Malaysia’s finding that VX killed Kim boosted speculation that North Korea orchestrated the attack. Experts say the oily poison was almost certainly produced in a sophisticated state weapons laboratory, and North Korea is widely believed to possess large quantities of chemical weapons, including VX.
North Korea is trying to retrieve Kim’s body but has not acknowledged that the victim is Kim Jong Un’s half brother. North Korea refers to the victim as Kim Chol, the name on the diplomatic passport he was carrying when he died.
Malaysian police are seeking next of kin who could provide a DNA sample and make a positive identification — steps they say are needed for authorities to give up the body. Kim is believed to have two sons and a daughter with two women living in Beijing and Macau.
Malaysian police said the female suspects had been trained to go immediately to the bathroom and wash their hands after attacking Kim. The police said the four North Korean suspects who left the country the day of the killing put the VX liquid on the women’s hands.
Police can’t confirm whether the two women may have been given antidotes before the attack.

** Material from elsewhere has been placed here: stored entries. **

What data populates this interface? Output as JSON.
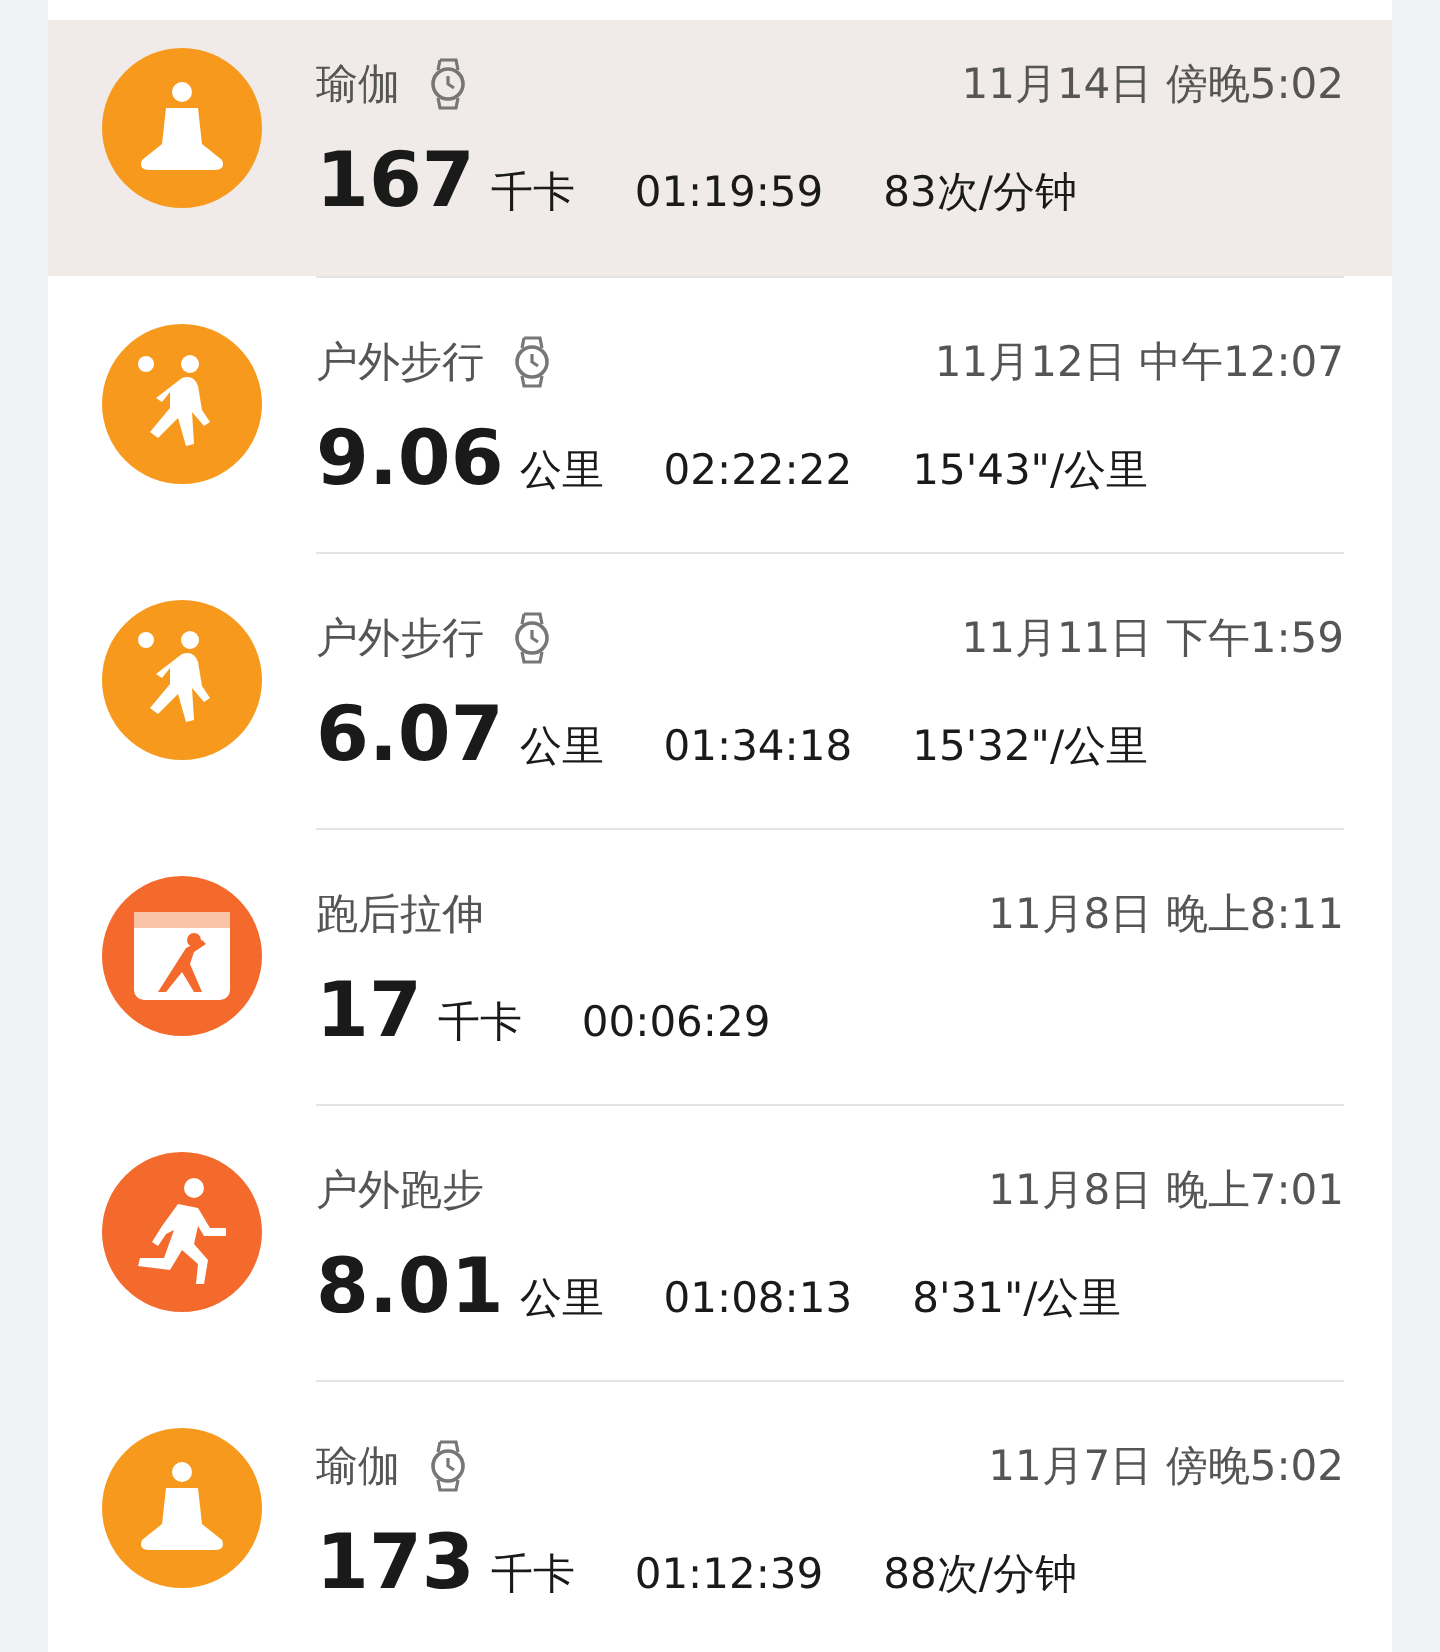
{
  "activities": [
    {
      "kind": "yoga",
      "color": "#f7991c",
      "title": "瑜伽",
      "watch": true,
      "date": "11月14日 傍晚5:02",
      "value": "167",
      "unit": "千卡",
      "duration": "01:19:59",
      "metric": "83次/分钟",
      "selected": true
    },
    {
      "kind": "walk",
      "color": "#f7991c",
      "title": "户外步行",
      "watch": true,
      "date": "11月12日 中午12:07",
      "value": "9.06",
      "unit": "公里",
      "duration": "02:22:22",
      "metric": "15'43\"/公里",
      "selected": false
    },
    {
      "kind": "walk",
      "color": "#f7991c",
      "title": "户外步行",
      "watch": true,
      "date": "11月11日 下午1:59",
      "value": "6.07",
      "unit": "公里",
      "duration": "01:34:18",
      "metric": "15'32\"/公里",
      "selected": false
    },
    {
      "kind": "stretch",
      "color": "#f46a2c",
      "title": "跑后拉伸",
      "watch": false,
      "date": "11月8日 晚上8:11",
      "value": "17",
      "unit": "千卡",
      "duration": "00:06:29",
      "selected": false
    },
    {
      "kind": "run",
      "color": "#f46a2c",
      "title": "户外跑步",
      "watch": false,
      "date": "11月8日 晚上7:01",
      "value": "8.01",
      "unit": "公里",
      "duration": "01:08:13",
      "metric": "8'31\"/公里",
      "selected": false
    },
    {
      "kind": "yoga",
      "color": "#f7991c",
      "title": "瑜伽",
      "watch": true,
      "date": "11月7日 傍晚5:02",
      "value": "173",
      "unit": "千卡",
      "duration": "01:12:39",
      "metric": "88次/分钟",
      "selected": false
    }
  ]
}
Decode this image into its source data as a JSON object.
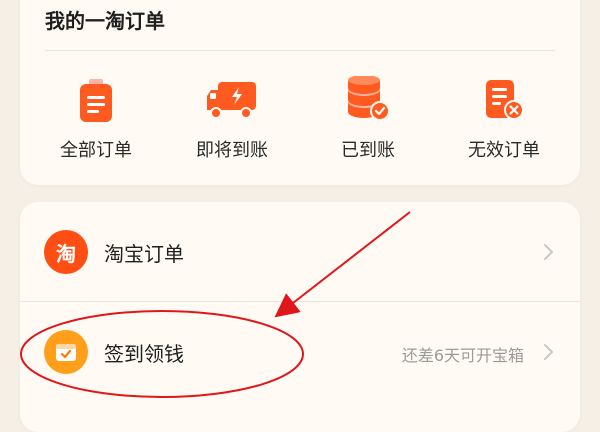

An antidote, atropine, can be injected after exposure and is carried by medics in war zones where weapons of mass destruction are suspected.
North Korea has a long history of ordering killings of people it views as threats to its regime. Kim was not known to be seeking political power, but his position as eldest son of the family that has ruled North Korea since it was founded could have made him appear to be a danger.
Kim reportedly fell out of favor with his father, the late Kim Jong Il, in 2001 after he was caught trying to enter Japan on a false passport to visit Tokyo Disneyland.